Fetch diagnoses from LPR - choose your approach
Choose one of two approaches depending on your study:
| Approach 1 - direct extraction | Approach 2 - alle_dx |
|
|---|---|---|
| Best when | You have fewer outcomes | You have multiple outcomes from LPR |
| Workflow | Fetch specific codes → Exclude → done | Fetch all → Exclude → filter per outcome |
| Advantage | Simpler and faster for single-outcome studies | LPR queried only once; reused for all outcomes |
Approach 1 is best for a smaller number of outcomes. Filter on specific ICD codes directly in the filter() step before collect(). DuckDB/Arrow pushes the filter down to the storage layer - only matching rows are loaded into RAM.
Approach 2 is best when your study has multiple outcomes. You query LPR once and build alle_dx: a shared table with all A and B diagnoses. For each new outcome, filter alle_dx on the relevant codes - the only line you change is the code list.

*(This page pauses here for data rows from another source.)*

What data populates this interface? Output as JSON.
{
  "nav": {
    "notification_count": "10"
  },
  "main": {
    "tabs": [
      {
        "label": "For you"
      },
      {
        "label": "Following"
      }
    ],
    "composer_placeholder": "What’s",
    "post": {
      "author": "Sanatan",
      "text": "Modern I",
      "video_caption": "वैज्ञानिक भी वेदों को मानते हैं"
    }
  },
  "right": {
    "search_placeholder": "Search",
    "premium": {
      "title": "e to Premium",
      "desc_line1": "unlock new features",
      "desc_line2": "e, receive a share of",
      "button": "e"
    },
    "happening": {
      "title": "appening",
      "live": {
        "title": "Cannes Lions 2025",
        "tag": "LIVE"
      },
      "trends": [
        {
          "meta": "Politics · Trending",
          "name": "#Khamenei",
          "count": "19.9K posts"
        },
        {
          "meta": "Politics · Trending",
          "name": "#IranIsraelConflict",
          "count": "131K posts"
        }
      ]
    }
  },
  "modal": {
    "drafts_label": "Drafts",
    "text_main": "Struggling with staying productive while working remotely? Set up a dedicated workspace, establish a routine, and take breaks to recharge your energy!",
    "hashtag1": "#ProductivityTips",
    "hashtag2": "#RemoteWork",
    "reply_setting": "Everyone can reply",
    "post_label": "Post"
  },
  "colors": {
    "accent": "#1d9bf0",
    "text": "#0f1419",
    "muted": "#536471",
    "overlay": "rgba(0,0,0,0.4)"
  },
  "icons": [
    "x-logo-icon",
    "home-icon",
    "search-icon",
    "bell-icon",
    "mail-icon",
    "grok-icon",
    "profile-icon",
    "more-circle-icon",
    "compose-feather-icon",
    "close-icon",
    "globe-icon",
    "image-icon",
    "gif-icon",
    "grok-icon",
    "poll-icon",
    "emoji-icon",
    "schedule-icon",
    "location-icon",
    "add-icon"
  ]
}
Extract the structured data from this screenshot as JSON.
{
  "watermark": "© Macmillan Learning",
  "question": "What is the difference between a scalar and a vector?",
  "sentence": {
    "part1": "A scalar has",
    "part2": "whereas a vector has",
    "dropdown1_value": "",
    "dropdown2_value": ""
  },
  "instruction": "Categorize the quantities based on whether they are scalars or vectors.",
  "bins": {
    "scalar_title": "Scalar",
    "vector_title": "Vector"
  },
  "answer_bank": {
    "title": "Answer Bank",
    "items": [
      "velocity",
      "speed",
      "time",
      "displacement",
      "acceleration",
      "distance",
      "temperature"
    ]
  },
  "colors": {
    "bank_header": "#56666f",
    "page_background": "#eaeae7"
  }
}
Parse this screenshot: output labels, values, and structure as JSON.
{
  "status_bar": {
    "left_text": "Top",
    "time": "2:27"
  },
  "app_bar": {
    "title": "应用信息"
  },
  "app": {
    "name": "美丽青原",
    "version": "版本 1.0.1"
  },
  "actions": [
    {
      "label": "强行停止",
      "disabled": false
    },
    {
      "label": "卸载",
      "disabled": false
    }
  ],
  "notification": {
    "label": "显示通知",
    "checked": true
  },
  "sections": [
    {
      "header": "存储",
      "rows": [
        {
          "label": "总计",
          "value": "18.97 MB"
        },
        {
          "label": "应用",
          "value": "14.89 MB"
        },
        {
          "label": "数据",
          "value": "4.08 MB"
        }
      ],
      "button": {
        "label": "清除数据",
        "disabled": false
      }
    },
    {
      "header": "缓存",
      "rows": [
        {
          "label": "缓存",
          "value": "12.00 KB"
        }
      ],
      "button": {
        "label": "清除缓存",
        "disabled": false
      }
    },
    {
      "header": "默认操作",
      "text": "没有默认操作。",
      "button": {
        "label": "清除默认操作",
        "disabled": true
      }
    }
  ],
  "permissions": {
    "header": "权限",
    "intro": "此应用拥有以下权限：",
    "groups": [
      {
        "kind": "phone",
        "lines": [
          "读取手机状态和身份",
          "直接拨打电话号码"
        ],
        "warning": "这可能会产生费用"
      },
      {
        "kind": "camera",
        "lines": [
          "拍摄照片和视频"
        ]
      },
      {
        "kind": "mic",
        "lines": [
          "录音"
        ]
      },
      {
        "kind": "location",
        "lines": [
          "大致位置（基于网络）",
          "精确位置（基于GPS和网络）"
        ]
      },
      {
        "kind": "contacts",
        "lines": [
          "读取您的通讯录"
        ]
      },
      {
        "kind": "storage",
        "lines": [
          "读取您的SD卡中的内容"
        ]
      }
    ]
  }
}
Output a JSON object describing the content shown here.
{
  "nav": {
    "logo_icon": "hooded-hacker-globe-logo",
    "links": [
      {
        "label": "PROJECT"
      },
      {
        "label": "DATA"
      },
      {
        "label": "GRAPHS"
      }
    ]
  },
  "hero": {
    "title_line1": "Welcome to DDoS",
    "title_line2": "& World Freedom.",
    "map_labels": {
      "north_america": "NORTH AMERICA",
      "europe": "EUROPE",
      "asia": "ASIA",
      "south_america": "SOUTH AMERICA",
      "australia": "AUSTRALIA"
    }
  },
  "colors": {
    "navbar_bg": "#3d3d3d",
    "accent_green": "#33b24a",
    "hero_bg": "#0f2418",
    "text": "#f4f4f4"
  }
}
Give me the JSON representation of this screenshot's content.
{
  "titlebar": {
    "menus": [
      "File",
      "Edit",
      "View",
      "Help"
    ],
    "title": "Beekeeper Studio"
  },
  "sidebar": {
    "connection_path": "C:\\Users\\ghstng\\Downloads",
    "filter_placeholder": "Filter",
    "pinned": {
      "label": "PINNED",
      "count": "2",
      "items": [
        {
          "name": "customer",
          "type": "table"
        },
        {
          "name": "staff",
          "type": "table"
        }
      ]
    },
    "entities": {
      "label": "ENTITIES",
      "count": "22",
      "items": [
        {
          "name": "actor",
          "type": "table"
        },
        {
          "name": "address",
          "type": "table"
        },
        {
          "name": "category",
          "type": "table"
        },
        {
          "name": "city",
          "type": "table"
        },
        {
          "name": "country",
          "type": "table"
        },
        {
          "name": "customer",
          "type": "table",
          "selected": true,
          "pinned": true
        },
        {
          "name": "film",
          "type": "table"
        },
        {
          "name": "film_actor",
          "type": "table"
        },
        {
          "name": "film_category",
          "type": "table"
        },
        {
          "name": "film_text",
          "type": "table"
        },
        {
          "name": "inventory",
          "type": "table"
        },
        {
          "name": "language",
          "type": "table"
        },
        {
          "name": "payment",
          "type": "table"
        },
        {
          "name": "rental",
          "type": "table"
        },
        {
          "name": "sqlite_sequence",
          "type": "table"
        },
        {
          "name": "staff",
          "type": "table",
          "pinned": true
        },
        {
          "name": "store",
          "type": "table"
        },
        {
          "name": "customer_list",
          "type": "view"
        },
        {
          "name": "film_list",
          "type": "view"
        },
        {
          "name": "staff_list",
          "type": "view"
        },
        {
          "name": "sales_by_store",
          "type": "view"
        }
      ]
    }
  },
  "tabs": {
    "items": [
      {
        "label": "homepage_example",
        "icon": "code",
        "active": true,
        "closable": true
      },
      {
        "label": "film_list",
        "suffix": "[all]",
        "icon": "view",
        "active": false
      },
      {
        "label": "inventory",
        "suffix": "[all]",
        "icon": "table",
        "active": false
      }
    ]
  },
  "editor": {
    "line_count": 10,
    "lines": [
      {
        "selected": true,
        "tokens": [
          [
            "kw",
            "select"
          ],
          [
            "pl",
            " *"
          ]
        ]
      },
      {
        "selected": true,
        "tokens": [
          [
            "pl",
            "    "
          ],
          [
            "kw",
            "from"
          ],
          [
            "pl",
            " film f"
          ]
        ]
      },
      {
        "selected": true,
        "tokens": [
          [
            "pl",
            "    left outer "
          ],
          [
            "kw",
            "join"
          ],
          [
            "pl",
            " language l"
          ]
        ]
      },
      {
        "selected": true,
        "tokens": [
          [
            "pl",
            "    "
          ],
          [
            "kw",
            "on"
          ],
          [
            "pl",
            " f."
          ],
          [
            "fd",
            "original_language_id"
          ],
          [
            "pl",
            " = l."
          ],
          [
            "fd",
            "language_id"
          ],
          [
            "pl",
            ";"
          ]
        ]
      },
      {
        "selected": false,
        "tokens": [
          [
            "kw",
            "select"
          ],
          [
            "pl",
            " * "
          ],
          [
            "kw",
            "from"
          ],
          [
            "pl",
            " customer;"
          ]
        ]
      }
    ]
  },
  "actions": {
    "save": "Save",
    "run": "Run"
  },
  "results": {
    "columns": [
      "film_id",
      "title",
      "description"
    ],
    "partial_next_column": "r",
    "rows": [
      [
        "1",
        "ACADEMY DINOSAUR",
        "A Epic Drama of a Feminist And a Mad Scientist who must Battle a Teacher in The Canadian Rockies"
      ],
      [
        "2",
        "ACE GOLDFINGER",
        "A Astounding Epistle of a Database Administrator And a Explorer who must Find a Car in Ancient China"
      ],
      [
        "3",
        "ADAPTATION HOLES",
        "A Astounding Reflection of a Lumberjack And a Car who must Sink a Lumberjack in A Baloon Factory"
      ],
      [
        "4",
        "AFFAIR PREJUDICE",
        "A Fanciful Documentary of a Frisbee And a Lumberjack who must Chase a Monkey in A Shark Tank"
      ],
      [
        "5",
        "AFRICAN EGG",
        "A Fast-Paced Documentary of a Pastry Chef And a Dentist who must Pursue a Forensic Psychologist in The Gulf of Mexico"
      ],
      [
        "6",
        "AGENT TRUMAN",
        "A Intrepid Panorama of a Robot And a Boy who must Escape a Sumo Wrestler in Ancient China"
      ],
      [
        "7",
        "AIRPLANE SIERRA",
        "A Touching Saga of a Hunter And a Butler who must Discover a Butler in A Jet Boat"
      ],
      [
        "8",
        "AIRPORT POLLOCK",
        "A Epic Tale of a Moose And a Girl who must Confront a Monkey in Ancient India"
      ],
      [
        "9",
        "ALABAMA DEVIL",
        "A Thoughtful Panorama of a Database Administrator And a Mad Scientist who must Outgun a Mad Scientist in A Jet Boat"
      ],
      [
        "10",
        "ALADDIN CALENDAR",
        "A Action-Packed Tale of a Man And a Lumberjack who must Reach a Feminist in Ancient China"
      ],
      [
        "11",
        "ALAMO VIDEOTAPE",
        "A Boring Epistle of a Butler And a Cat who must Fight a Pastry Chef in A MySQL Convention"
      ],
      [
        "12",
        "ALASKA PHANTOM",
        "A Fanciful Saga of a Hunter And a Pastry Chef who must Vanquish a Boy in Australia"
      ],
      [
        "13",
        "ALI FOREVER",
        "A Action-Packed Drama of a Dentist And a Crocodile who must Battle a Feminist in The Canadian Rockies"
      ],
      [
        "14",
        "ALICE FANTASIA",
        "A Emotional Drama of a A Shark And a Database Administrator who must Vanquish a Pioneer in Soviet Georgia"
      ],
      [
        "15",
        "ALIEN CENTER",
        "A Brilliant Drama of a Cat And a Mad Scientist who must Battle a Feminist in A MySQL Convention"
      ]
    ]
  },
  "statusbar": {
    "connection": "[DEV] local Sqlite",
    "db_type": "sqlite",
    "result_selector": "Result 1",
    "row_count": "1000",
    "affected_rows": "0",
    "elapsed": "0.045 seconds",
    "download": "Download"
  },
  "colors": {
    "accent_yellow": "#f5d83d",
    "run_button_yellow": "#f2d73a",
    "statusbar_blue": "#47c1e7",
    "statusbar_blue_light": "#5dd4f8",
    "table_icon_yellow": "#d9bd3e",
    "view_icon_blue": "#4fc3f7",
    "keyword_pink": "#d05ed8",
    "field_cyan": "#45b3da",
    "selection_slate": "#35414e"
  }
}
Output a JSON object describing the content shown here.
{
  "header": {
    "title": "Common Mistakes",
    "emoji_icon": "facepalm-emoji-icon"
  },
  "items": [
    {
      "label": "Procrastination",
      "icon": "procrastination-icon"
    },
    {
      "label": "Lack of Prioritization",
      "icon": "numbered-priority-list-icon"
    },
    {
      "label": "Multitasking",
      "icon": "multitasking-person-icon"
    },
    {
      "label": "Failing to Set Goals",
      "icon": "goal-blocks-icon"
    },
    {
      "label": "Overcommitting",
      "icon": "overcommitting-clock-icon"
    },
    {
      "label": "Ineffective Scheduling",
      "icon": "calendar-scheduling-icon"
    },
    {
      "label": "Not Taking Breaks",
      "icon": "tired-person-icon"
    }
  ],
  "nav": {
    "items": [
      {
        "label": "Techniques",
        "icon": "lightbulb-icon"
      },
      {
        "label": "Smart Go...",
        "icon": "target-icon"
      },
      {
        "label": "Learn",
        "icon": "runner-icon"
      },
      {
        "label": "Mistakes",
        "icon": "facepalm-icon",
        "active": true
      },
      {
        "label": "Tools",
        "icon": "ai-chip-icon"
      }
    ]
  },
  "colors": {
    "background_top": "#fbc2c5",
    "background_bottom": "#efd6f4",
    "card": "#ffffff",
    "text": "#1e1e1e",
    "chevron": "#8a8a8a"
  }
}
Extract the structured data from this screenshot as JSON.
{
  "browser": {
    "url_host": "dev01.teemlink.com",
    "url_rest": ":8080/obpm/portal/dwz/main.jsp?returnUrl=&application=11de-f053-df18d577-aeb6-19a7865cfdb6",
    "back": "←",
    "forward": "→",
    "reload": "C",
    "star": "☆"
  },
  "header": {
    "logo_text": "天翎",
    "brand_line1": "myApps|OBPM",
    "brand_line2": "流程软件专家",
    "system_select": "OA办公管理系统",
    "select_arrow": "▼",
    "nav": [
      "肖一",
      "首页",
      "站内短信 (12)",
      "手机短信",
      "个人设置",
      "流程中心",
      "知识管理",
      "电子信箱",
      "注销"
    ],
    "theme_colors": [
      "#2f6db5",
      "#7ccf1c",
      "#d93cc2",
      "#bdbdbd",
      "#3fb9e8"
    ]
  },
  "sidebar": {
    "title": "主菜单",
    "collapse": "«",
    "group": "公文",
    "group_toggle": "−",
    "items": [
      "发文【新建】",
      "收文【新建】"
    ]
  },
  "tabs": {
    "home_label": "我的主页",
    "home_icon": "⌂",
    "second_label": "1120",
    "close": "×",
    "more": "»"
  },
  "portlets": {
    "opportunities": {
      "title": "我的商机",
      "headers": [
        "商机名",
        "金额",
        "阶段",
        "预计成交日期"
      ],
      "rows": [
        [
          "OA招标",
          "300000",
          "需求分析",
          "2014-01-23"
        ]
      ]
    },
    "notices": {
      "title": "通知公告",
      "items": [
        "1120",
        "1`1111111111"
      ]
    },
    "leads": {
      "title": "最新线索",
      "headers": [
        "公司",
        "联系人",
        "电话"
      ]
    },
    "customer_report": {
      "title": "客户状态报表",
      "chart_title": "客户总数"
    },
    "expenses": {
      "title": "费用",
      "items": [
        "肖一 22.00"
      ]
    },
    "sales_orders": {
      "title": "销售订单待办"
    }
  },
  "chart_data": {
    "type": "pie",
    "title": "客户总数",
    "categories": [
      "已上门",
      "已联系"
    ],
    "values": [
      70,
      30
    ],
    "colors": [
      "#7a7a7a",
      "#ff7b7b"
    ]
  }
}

The examples require parquet files and a completed study population. kohort is the data.frame with pnr and index_date per person - see Phase 10.
Adapt the path in open_dataset(...) to your project’s data folder (the examples’ E:/workdata/[projectnumber]/... is project-specific). Note: LPR is one of the largest registers, so the data must be in parquet. That lets Arrow/DuckDB filter before loading and fetch only the rows you ask for; reading LPR directly from e.g. SAS pulls the whole register into RAM. Convert SAS to parquet first: Phase 4 - SAS to Parquet.
Why semi_join(tibble(pnr = ...)) and not filter(pnr %in% ...)? Both keep only the cohort’s rows, but a semi_join against a small tibble of pnr’s pushes down into Arrow/DuckDB more efficiently and reliably. A large %in% filter with an R vector can get slow or be rejected outright (especially with an older duckplyr). It also frees you from !!: semi_join takes an ordinary local table as its argument. You still need !! when you pass a local R vector into a filter(), e.g. a code list (substr(c_diag, 2, 4) %in% !!CODES).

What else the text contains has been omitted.